It’s been a long time coming, but — knock on wood — this Friday night on Showtime from Atlantic City, we’re set to finally get Claressa Shields vs Ivana Habazin, headlining the first Showtime boxing event of 2020.
The meeting between these two has been planned since last year, after Shields routed Christina Hammer to fully unify the middleweight division at Boardwalk Hall.
The plan from there was for Shields to move down again, this time to 154, as she sought to make further “herstory” by winning world titles in three weight classes faster than anyone else in boxing ever has.
The 24-year-old Shields’ story is well-known at this point. Fighting out of Flint, Michigan, “T-Rex” was dominant at the 2012 and 2016 Olympics, winning gold handily both years as the women were allowed to fight in the competition for the first two times ever.
Pound-for-pound, she may have been the best women’s fighter both years, and given the fact that US men’s boxing has struggled so mightily at the Olympics this millennium, Shields becoming the first American boxer to win a gold medal since Andre Ward in 2004 became a story.
She gave off the impression of being very humble, very dedicated, very focused. Someone who was born to do what she was doing. But over seven years since the public first got to really know her, the impressions have changed for many.
Shields (9-0, 2 KO) is now seen as boastful and arrogant by some. She has followed a promotional blueprint that has been used many times over. She absolutely has her fans and supporters, but she has her detractors and “haters,” too. And the bottom line is, she wants everyone to watch, whether they’re tuning in to see her win or lose.
Shields’ confidence/arrogance comes from an honest place, at least. Since turning pro in Nov. 2016, she has absolutely dominated as a professional.
Her amateur experience brought her into the women’s pro ranks a mile ahead of just about anyone she was going to face, first at 168 and then 160. Even when a fight was supposed to be competitive, against Hammer, it wasn’t. At all.

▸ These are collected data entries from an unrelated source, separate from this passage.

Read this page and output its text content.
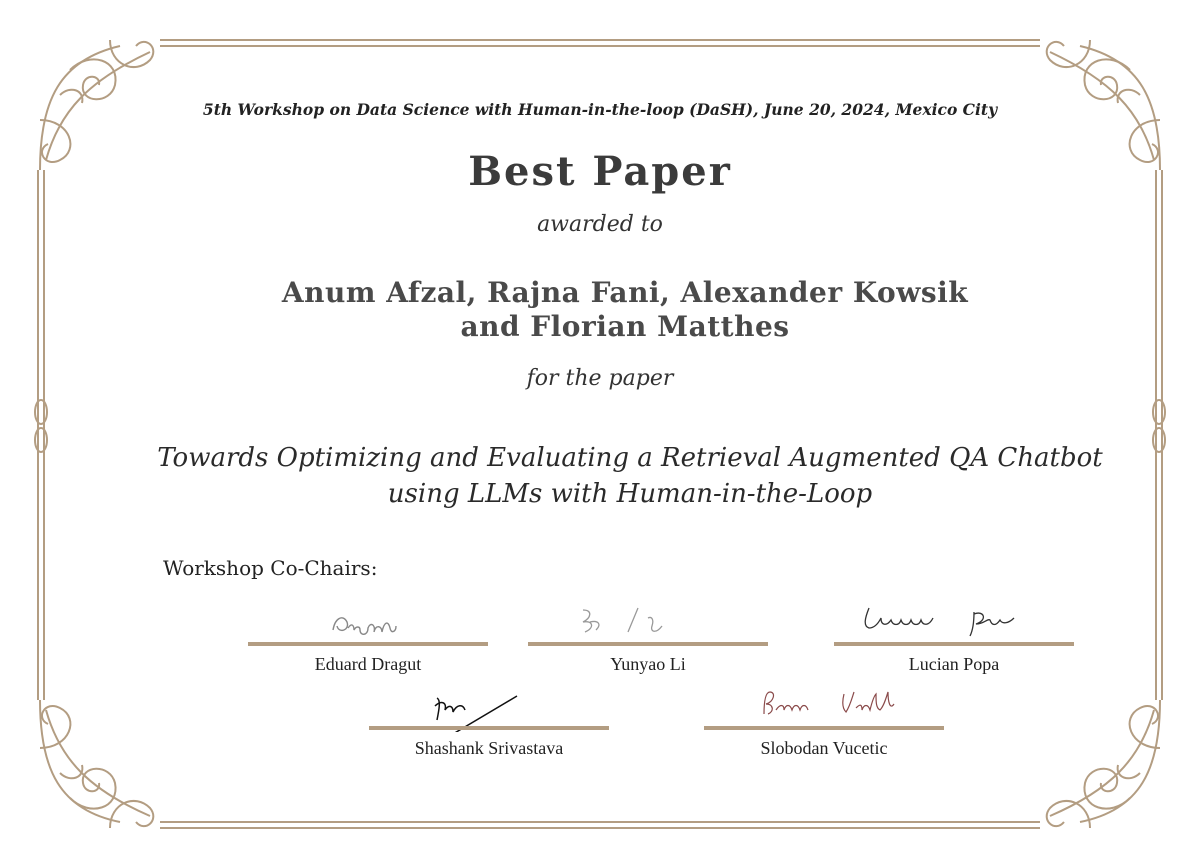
5th Workshop on Data Science with Human-in-the-loop (DaSH), June 20, 2024, Mexico City
Best Paper
awarded to
Anum Afzal, Rajna Fani, Alexander Kowsik
and Florian Matthes
for the paper
Towards Optimizing and Evaluating a Retrieval Augmented QA Chatbot
using LLMs with Human-in-the-Loop
Workshop Co-Chairs:
Eduard Dragut	Yunyao Li	Lucian Popa
Shashank Srivastava	Slobodan Vucetic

Other than her constant promising of knockouts that don’t come, Shields backs up what she says she’s going to do in every fight, and there’s little reason to believe that changes on Friday.
The 30-year-old Habazin (20-3, 7 KO) won a vacant welterweight title in 2014, and lost it six months later to 147-pound queen Cecilia Braekhus via shutout decision.

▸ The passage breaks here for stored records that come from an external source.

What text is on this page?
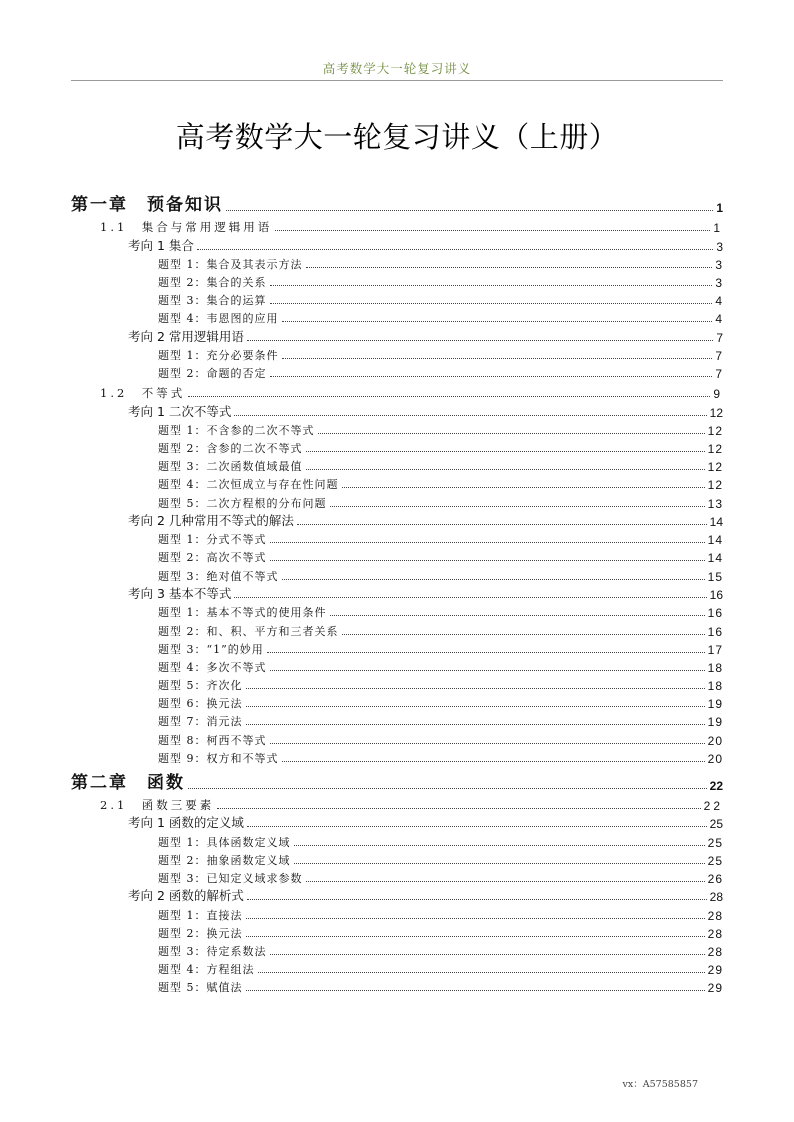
高考数学大一轮复习讲义
高考数学大一轮复习讲义（上册）
第一章　预备知识	1
1.1　集合与常用逻辑用语	1
考向 1 集合	3
题型 1：集合及其表示方法	3
题型 2：集合的关系	3
题型 3：集合的运算	4
题型 4：韦恩图的应用	4
考向 2 常用逻辑用语	7
题型 1：充分必要条件	7
题型 2：命题的否定	7
1.2　不等式	9
考向 1 二次不等式	12
题型 1：不含参的二次不等式	12
题型 2：含参的二次不等式	12
题型 3：二次函数值域最值	12
题型 4：二次恒成立与存在性问题	12
题型 5：二次方程根的分布问题	13
考向 2 几种常用不等式的解法	14
题型 1：分式不等式	14
题型 2：高次不等式	14
题型 3：绝对值不等式	15
考向 3 基本不等式	16
题型 1：基本不等式的使用条件	16
题型 2：和、积、平方和三者关系	16
题型 3：“1”的妙用	17
题型 4：多次不等式	18
题型 5：齐次化	18
题型 6：换元法	19
题型 7：消元法	19
题型 8：柯西不等式	20
题型 9：权方和不等式	20
第二章　函数	22
2.1　函数三要素	22
考向 1 函数的定义域	25
题型 1：具体函数定义域	25
题型 2：抽象函数定义域	25
题型 3：已知定义域求参数	26
考向 2 函数的解析式	28
题型 1：直接法	28
题型 2：换元法	28
题型 3：待定系数法	28
题型 4：方程组法	29
题型 5：赋值法	29
vx：A57585857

She’s also dropped fights to Eva Bajic in 2013 and Mikaela Lauren in 2016, and is a natural welterweight, though she has gone 4-0 since moving up to junior middleweight in 2017, though the competition has been really suspect.
If you watch what you can find of Habazin, there’s simply no reason to believe she’s a match for Shields in the ring. Shields is bigger, she’ll be stronger, she’s faster, she’s a better boxer.
The only remote hope for Habazin here, at least as it appears from what you can scout, is that Shields could struggle to make weight, but Claressa looked fine on the scales in October before that was called off due to the attack on Habazin’s trainer, so that’s probably not a huge concern for Shields, either.
The most likely outcome here is another Shields mismatch, but there’s some real heat in this fight, too. The October incident obviously is the biggest thing, but Habazin and Shields talked plenty even before their initial August date.
Shields is not hard to irk, and Habazin purposely set out to irk her, particularly when Shields was reported injured and Habazin speculated that Shields just wasn’t able to make weight in time. And Shields has proven capable of channeling anger and aggression in prior fights; others have tried to get under her skin, and it hasn’t worked against Claressa at all. If anything, she uses it effectively between the bells.
The biggest question may be whether or not Shields gets her first stoppage since Aug. 2017, when she put away Nikki Adler in the fifth round of her fourth pro fight.